Ähnlich sind die Gegebenheiten aktuell immer noch in der Ukraine, glaubt man Wolfgang Ponto, der seit zwei Jahren die Kinderhilfsorganisation H.O.P.E. leitet und ausschließlich Hilfen für das osteuropäische Land organisiert. „Verglichen mit Deutschland ist die Ukraine ein armes Land und es gibt keine Krankenversicherung, wie wir sie kennen. Die Patienten müssen alles selbst bezahlen. Da wird ein Zahnarzt auch schon einmal mit einem Sack Kartoffeln entlohnt.“ Entsprechend führe der Beruf in der Ukraine zwar zu einem finanziellen Auskommen, aber sicher nicht dazu, dass es jemand zu großem Wohlstand bringe, sagt Ponto, der aktuell drei Bewerber auf Zieglers Inventar hat. „Die sind grundsätzlich alle drei gut geeignet. Wir prüfen aktuell noch, wer am bedürftigsten ist, bevor wir die eingelagerte Praxisausstattung übergeben.“ Im Gegenzug erkläre sich der Empfänger dann bereit, fünf Tage pro Monat mittellose Kinder kostenlos zu behandeln.
Dabei war der Entschluss, seine Praxis komplett zu verschenken, zunächst gar nicht Zieglers Ziel. Eineinhalb Jahre hatte er erfolglos nach einem Nachfolger gesucht, als sein Sohn im Internet auf die ortsansässige Hilfsorganisation stieß. Und als dieser las, dass die Oberschwabenklinik bereits 300 Krankenhausbetten an H.O.P.E gespendet hatte, bot er kurzerhand die gesamte Praxiseinrichtung seiner Eltern an.

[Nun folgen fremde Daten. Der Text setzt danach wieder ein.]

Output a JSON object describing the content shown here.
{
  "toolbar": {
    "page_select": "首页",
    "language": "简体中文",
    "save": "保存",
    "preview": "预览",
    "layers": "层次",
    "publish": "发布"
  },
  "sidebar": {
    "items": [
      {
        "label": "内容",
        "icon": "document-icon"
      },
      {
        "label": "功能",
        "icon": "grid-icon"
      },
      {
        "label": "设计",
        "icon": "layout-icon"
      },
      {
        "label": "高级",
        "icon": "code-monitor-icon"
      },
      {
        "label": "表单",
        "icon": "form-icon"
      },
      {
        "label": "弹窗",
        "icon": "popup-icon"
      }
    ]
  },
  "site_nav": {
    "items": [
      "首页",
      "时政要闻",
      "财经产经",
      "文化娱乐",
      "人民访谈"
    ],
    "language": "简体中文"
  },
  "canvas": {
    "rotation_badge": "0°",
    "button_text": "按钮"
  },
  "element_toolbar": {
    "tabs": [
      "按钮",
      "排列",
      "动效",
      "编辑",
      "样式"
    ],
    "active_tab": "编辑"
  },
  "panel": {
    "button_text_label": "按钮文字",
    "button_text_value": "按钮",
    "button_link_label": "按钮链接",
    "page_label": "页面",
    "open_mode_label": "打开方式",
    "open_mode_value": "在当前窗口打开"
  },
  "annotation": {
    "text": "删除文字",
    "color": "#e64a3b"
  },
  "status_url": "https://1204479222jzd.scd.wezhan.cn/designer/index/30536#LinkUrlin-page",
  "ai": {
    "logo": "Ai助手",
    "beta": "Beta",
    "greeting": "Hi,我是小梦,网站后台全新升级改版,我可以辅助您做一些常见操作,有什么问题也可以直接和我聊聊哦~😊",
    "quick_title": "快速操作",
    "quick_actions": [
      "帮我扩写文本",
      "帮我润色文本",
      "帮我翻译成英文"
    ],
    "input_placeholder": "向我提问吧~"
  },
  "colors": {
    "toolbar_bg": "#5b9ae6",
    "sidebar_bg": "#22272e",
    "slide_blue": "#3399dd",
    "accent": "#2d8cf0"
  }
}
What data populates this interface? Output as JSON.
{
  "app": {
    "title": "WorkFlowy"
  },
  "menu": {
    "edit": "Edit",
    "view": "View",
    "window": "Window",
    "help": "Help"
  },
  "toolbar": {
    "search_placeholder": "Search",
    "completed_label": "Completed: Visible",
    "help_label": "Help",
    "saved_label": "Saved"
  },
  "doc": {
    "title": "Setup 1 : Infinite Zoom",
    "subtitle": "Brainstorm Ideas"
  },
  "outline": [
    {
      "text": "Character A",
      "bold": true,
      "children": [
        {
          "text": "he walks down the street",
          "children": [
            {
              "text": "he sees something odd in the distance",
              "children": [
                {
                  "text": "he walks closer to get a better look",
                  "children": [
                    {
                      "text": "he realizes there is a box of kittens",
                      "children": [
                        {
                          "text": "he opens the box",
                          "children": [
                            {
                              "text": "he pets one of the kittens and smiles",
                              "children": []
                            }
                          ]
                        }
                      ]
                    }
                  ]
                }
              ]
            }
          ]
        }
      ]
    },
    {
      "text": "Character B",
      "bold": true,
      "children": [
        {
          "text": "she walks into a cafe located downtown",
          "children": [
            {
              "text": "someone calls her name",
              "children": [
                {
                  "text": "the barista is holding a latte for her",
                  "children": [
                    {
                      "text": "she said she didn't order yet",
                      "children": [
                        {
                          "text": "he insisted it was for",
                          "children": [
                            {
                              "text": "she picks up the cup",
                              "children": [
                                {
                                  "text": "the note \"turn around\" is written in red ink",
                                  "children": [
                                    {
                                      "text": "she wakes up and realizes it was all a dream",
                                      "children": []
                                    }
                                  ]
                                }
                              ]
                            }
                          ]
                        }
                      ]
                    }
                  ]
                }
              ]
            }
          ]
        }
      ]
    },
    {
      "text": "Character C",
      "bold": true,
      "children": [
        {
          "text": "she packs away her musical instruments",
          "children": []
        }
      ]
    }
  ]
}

„Das war schon ein überraschendes Angebot“, erinnert sich Ponto, dessen Engagement mit einer Packung Mullbinden für ein Krankenhaus begann. Mittlerweile hat er zusammen mit ehrenamtlichen Helfern in Wangen und Lemberg nach eigenen Angaben rund 120 Tonnen Hilfsgüter – von Verbandsmaterial bis Krankenhausbetten – in die Ukraine gebracht. Mehr als 30-mal war er in dieser Zeit vor Ort, immer in seiner Freizeit und auf eigene Kosten, wie er betont. „Das erste Mal war ich eigentlich wegen eines Fußballspiels in der Ukraine. Bayern München gegen Donezk“, erzählte Ponto jüngst der Schwäbischen Zeitung. Bei dieser Reise lernte er dann Familien mit schwerst verbrannten Kindern kennen, die alle Verbrauchsmaterialien und jede Behandlung aus eigener Tasche zahlen mussten. Besonders problematisch: Da in den ukrainischen Karpaten noch oft mit offenem Feuer gekocht wird und offene Stromleitungen keine Seltenheit sind, kommen starke Verbrennungen bei Kindern häufig vor, erklärt Ponto.
Das durchschnittlich zwölf Jahre alte Inventar einer kompletten Zahnarztpraxis passte zunächst nicht ins „Beuteschema“ der Hilfsorganisation. Doch dann vermittelte ein befreundeter Chirurg aus der Ukraine Ponto den Kontakt zu Zahnärzten aus Lemberg.
„Irgendwie lag die Lösung immer nahe“
Kommendes Jahr möchte Ziegler dann mit seiner Frau Doris, die als gelernte Krankenschwester ebenfalls viele Jahre mit in der Praxis arbeitete, den neuen Standort „seiner“ Praxis einmal besuchen. Schon jetzt ist das Paar mit der außergewöhnlichen Praxisabgabe sehr zufrieden. „Bei meinen Patienten fand die Aktion große Resonanz“, sagt Siegfried Ziegler. Und da das Paar sich schon immer im sozialen, kirchlichen und kulturellen Bereich der Stadt Wangen ehrenamtlich engagiert habe, lag die letztlich gefundene Lösung irgendwie immer nahe.